The key columns in v$instance_recovery view are :

ACTUAL_REDO_BLKS
The current actual number of redo blocks required for recovery.

TARGET_MTTR
Effective MTTR (mean time to recover) target value in seconds. The TARGET_MTTR value is calculated based on the value of the FAST_START_MTTR_TARGET parameter and is usually an approximation of the parameter's value. However, if the FAST_START_MTTR_TARGET parameter value is very small (for example, one second), or very large (for example, 3600 seconds), the calculation will produce a target value dictated by system limitations. In such cases, the TARGET_MTTR value will be the shortest calculated time, or the longest calculated time that recovery is expected to take.

ESTIMATED_MTTR
The current estimated mean time to recover (MTTR) based on the number of dirty buffers and log blocks (0 if FAST_START_MTTR_TARGET is not specified).

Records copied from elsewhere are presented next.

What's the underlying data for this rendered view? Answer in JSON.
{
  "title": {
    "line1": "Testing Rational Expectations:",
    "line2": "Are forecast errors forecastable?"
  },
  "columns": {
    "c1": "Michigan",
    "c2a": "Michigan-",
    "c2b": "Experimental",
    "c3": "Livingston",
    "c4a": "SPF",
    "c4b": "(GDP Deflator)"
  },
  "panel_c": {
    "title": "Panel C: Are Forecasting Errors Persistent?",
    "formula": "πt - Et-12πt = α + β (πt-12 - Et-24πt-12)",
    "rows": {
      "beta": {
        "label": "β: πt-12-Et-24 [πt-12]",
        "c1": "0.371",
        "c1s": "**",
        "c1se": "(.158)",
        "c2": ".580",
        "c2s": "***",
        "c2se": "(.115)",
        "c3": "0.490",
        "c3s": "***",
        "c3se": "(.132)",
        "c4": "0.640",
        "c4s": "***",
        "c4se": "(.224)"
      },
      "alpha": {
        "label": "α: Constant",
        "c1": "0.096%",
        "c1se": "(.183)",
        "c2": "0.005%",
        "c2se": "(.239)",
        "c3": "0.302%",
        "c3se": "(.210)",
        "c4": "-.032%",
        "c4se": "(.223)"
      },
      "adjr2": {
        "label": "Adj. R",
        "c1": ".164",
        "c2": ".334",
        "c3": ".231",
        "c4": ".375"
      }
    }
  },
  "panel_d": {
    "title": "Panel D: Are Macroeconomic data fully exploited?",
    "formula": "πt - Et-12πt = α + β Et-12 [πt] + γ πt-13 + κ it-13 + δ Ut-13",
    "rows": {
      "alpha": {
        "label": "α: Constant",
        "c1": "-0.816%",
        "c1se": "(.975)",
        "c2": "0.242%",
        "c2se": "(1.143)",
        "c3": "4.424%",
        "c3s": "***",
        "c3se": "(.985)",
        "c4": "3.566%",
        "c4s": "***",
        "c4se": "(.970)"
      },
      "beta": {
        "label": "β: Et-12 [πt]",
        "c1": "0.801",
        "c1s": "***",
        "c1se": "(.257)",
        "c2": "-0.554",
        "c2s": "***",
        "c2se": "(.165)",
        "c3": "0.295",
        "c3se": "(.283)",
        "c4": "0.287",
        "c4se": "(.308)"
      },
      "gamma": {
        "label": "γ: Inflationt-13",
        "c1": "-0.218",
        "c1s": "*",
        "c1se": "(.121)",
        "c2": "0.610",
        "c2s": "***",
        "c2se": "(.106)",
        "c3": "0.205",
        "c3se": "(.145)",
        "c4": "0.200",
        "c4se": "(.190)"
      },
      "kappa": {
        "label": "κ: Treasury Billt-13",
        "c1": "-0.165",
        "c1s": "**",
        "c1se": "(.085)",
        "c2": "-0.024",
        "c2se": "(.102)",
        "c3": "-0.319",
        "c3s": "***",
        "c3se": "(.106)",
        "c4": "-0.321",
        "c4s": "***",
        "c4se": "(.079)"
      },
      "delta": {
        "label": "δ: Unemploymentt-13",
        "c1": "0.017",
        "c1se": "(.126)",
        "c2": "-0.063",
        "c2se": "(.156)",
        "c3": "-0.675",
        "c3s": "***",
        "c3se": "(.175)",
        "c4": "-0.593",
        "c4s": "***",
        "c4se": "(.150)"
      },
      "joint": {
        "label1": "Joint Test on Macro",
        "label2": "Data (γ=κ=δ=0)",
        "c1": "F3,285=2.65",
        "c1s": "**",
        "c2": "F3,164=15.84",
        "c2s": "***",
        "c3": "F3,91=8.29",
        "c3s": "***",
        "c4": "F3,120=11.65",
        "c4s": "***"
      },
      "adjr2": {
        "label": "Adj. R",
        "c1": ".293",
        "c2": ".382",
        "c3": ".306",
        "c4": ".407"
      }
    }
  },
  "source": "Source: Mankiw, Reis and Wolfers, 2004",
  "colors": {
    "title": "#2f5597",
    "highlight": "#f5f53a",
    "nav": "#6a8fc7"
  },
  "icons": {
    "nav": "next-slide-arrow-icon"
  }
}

Basically, this value tells you how long you could expect recovery to take based on the work your system is doing right now.

OPTIMAL_LOGFILE_SIZE
The recommended optimal redolog file size for the current setting of FAST_START_MTTR_TARGET.

select ACTUAL_REDO_BLKS,TARGET_MTTR,ESTIMATED_MTTR,OPTIMAL_LOGFILE_SIZE
from v$instance_recovery;

The target is to reduce ACTUAL_REDO_BLKS by setting an appropriate value of FAST_START_MTTR_TARGET and finding the OPTIMAL_LOGFILE_SIZE for the work your system does.